Ernst Herzfeld Society 16th Colloquium

Posted on 2021-07-03

July, 1st-3rd 2021 | Roma

Ernst Herzfeld Society 16th Colloquium 
The Arts and Archaeology of Funerary Cultures in Islam

 

Martina Massullo

Funerary Contexts in Afghanistan: Cemeteries from Ghazni

 

Several burial sites shape the landscape of Ghazni nowadays and even more used to do in the past. Since the 14th century, vast open-air graveyards, stone enclosures or mausoleums have gradually occupied the historical sites of the city and its surroundings.
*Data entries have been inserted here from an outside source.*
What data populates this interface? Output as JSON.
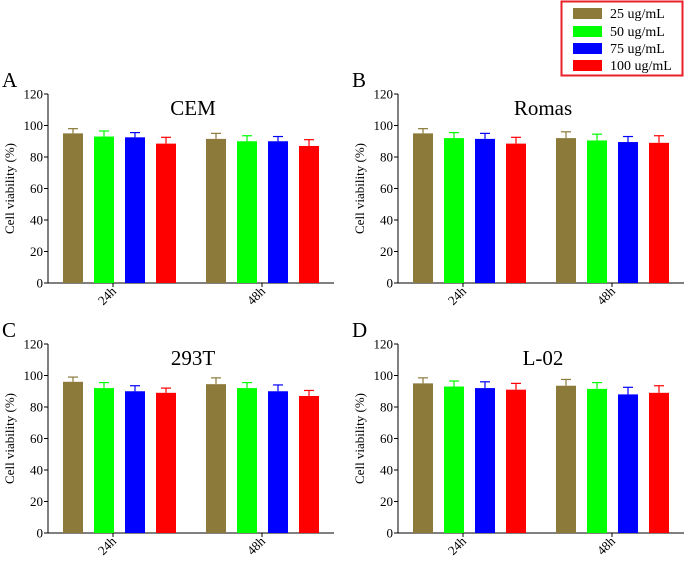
{
  "legend": {
    "items": [
      {
        "label": "25 ug/mL",
        "color": "#8B7A3A"
      },
      {
        "label": "50 ug/mL",
        "color": "#00FF00"
      },
      {
        "label": "75 ug/mL",
        "color": "#0000FF"
      },
      {
        "label": "100 ug/mL",
        "color": "#FF0000"
      }
    ],
    "border_color": "#E8202A",
    "placement": "top-right"
  },
  "chart_data": [
    {
      "panel": "A",
      "type": "bar",
      "title": "CEM",
      "ylabel": "Cell viability (%)",
      "xlabel": "",
      "ylim": [
        0,
        120
      ],
      "yticks": [
        0,
        20,
        40,
        60,
        80,
        100,
        120
      ],
      "categories": [
        "24h",
        "48h"
      ],
      "series": [
        {
          "name": "25 ug/mL",
          "values": [
            95,
            91.5
          ],
          "errors": [
            3,
            3.5
          ]
        },
        {
          "name": "50 ug/mL",
          "values": [
            93,
            90
          ],
          "errors": [
            3.5,
            3.5
          ]
        },
        {
          "name": "75 ug/mL",
          "values": [
            92.5,
            90
          ],
          "errors": [
            3,
            3
          ]
        },
        {
          "name": "100 ug/mL",
          "values": [
            88.5,
            87
          ],
          "errors": [
            4,
            4
          ]
        }
      ]
    },
    {
      "panel": "B",
      "type": "bar",
      "title": "Romas",
      "ylabel": "Cell viability (%)",
      "xlabel": "",
      "ylim": [
        0,
        120
      ],
      "yticks": [
        0,
        20,
        40,
        60,
        80,
        100,
        120
      ],
      "categories": [
        "24h",
        "48h"
      ],
      "series": [
        {
          "name": "25 ug/mL",
          "values": [
            95,
            92
          ],
          "errors": [
            3,
            4
          ]
        },
        {
          "name": "50 ug/mL",
          "values": [
            92,
            90.5
          ],
          "errors": [
            3.5,
            4
          ]
        },
        {
          "name": "75 ug/mL",
          "values": [
            91.5,
            89.5
          ],
          "errors": [
            3.5,
            3.5
          ]
        },
        {
          "name": "100 ug/mL",
          "values": [
            88.5,
            89
          ],
          "errors": [
            4,
            4.5
          ]
        }
      ]
    },
    {
      "panel": "C",
      "type": "bar",
      "title": "293T",
      "ylabel": "Cell viability (%)",
      "xlabel": "",
      "ylim": [
        0,
        120
      ],
      "yticks": [
        0,
        20,
        40,
        60,
        80,
        100,
        120
      ],
      "categories": [
        "24h",
        "48h"
      ],
      "series": [
        {
          "name": "25 ug/mL",
          "values": [
            96,
            94.5
          ],
          "errors": [
            3,
            4
          ]
        },
        {
          "name": "50 ug/mL",
          "values": [
            92,
            92
          ],
          "errors": [
            3.5,
            3.5
          ]
        },
        {
          "name": "75 ug/mL",
          "values": [
            90,
            90
          ],
          "errors": [
            3.5,
            4
          ]
        },
        {
          "name": "100 ug/mL",
          "values": [
            89,
            87
          ],
          "errors": [
            3,
            3.5
          ]
        }
      ]
    },
    {
      "panel": "D",
      "type": "bar",
      "title": "L-02",
      "ylabel": "Cell viability (%)",
      "xlabel": "",
      "ylim": [
        0,
        120
      ],
      "yticks": [
        0,
        20,
        40,
        60,
        80,
        100,
        120
      ],
      "categories": [
        "24h",
        "48h"
      ],
      "series": [
        {
          "name": "25 ug/mL",
          "values": [
            95,
            93.5
          ],
          "errors": [
            3.5,
            4
          ]
        },
        {
          "name": "50 ug/mL",
          "values": [
            93,
            91.5
          ],
          "errors": [
            3.5,
            4
          ]
        },
        {
          "name": "75 ug/mL",
          "values": [
            92,
            88
          ],
          "errors": [
            4,
            4.5
          ]
        },
        {
          "name": "100 ug/mL",
          "values": [
            91,
            89
          ],
          "errors": [
            4,
            4.5
          ]
        }
      ]
    }
  ]
}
Whether in extensive cemeteries or mausoleums, inscribed marble tombstones were always associated to these funerary spaces. The majority of them are in a good state of preservation and currently safely stood in Afghan deposits. Tombstones display an appreciable variety of shapes and decorative patterns that have been analyzed in order to elaborate upon a systematic typology. Epitaphs, mostly carved in Arabic, always bear the date of death which helps establishing a firm chronology of the corpus and a relative dating of the funerary sites that host them. A geo-referenced map locating funerary areas on the field clearly shows their location and distribution and let trace possible local itineraries of tomb-types. This study is yielding encouraging results on the relation between Ghazni funerary areas and tombstones which will be further analyzed in a comparative perspective with coeval cemeteries of the Afghan region.